女学校に行くだけで変わり者で、女学校の中でも変わり者、卒業すると就職するでもなくバイト先があるわけでもなく(外出もほとんどしてなさげ)ただ親や親戚の勧める結婚話があるだけ。
これに比べると勝気、変わり者、病弱、変な名前という点でそっくりな「TUGUMI」に出てくるつぐみの方は遥かに自由を満喫できている。
ある日女は、阿字子に向って、
「あなたのおうちには、昔からの好い御本が、どっさりあるでしょう。お祖父さんは、聞えた学者でいらしたのだから。」
と云った。阿字子はしかし、そんな本なんか、一向に見当たらない旨を答えると、女はすかすような眼つきで、笑い乍ら、「私が、あなたなら、きっと探し出して見せるわ。好い児だからそんなに腕白ばかりしていないでご本を探してごらんなさいよ。あなたは、きっと好い児になれるんだから。あなたは、本を読むのはきらい?」
好きで好きで叱られる位好きだと答えた。
前半のこの辺はともかく、後半は家族の無理解と戦っては泣き、また戦っては絶望の日々になってしまう。

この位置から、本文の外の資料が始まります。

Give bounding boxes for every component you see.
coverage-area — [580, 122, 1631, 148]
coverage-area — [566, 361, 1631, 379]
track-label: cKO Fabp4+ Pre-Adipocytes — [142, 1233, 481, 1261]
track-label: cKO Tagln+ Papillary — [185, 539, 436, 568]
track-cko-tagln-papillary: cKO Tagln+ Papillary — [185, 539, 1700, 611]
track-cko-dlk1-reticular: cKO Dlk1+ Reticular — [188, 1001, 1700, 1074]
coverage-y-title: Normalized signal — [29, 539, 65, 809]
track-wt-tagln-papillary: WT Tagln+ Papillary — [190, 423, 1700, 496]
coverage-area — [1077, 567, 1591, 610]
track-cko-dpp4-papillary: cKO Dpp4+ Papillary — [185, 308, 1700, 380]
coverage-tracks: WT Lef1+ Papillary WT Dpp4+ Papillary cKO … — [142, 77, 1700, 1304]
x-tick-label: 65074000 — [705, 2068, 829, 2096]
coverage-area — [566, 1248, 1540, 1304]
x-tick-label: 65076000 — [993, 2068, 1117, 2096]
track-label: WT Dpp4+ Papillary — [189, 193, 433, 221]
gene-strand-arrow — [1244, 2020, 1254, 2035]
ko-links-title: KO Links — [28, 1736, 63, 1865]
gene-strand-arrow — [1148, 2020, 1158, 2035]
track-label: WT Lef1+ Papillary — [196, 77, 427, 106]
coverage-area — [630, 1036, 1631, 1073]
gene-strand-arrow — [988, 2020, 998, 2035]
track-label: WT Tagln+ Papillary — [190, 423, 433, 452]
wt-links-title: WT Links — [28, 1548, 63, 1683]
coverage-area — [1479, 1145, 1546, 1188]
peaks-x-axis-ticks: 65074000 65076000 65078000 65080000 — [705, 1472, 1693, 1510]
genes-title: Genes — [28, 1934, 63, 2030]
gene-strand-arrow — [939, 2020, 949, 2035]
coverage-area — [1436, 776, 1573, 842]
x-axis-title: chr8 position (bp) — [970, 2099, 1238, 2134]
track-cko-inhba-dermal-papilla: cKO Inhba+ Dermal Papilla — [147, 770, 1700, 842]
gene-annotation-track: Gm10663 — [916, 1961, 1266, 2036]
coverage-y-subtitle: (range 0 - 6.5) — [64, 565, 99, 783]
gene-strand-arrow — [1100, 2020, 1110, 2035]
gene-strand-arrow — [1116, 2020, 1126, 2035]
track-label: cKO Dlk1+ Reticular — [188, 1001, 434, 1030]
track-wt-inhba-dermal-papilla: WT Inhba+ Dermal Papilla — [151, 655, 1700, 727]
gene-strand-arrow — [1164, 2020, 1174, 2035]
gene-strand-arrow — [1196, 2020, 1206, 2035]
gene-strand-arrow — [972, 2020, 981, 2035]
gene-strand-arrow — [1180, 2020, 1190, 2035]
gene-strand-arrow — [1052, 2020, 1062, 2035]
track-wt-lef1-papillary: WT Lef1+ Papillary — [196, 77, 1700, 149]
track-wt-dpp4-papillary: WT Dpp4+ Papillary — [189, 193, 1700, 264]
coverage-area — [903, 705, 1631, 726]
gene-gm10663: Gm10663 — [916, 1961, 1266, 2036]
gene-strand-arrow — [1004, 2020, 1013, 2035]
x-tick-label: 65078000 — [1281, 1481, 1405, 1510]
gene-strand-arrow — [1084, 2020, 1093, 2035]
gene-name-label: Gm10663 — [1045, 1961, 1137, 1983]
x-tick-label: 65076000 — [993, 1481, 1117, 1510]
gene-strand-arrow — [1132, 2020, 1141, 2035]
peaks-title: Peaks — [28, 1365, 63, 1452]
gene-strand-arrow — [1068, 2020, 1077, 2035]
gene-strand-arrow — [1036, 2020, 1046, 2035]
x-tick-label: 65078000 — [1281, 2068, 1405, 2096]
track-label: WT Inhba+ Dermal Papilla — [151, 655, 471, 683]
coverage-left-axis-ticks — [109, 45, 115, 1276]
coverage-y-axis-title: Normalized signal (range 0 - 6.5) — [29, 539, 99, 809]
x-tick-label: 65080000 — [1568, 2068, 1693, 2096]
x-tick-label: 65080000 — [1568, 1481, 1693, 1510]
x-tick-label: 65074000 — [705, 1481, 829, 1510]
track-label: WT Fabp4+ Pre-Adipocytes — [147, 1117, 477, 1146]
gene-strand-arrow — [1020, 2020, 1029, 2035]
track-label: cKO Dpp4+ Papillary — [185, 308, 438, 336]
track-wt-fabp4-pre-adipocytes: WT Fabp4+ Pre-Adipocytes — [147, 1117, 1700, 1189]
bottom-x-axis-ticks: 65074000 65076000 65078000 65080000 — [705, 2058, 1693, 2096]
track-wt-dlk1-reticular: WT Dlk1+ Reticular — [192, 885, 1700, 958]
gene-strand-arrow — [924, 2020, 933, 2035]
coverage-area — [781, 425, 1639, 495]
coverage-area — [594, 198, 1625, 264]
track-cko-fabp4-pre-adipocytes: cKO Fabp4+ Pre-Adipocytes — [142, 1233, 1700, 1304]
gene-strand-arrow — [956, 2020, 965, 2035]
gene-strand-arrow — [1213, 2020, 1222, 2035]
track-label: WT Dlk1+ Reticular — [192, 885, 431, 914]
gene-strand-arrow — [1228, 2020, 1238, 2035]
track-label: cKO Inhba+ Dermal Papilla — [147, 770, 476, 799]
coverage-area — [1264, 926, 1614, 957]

この時代の女の子じゃなくてよかった、と言いたいところだが、この時代の男だって碌なものではない。
気の毒なのは輝衛という兄で、最初は主人公の阿字子に同情すらしていたのに、最後の方では随分と変貌してしまう。
阿字子はもう泣いてはいなかった。不思議に落ちついた、冷やかな声が、色の褪せた唇から、低く、静かに答えた。
「阿字子を、野良犬のように辱めなすった京子さんのほかに、阿字子はどんな京子さんも知りません。」
「それが貴様の言葉か。」
「親同胞の厄介者の、恥さらしの気ちがいの、好い新聞種の、世間の物笑いのいう言葉です。」
阿字子は、刃のような冷たさで切るように云い放った。
「何。」
「輝衛さん、あなたは父さんに打たれたことがあるんですか。」
そう云って、阿字子は、不意に涙を落した。「それがどうしたのだ。」
「阿字子は、打たれてよかったことをしたと初めて思い知りました。打たれて、打たれて、おどおどして育った子には、そんな残酷な真似は能きないのです。あなたは残酷です。泥棒猫だって、あなたの前の阿字子ほどの目には会いません。阿字子が死ねばいいとでも仰云るのですか。」
「死ねば好い。二言目には、死ぬ死ぬと、何だ。死ねるものなら死ね。今、俺の目の前で死ね。」
「死ねば好い」「死ね」「死ね」と連発で、死ね死ね団ですらここまで口汚く言わないのではないか。いくら何でもこりゃひどい。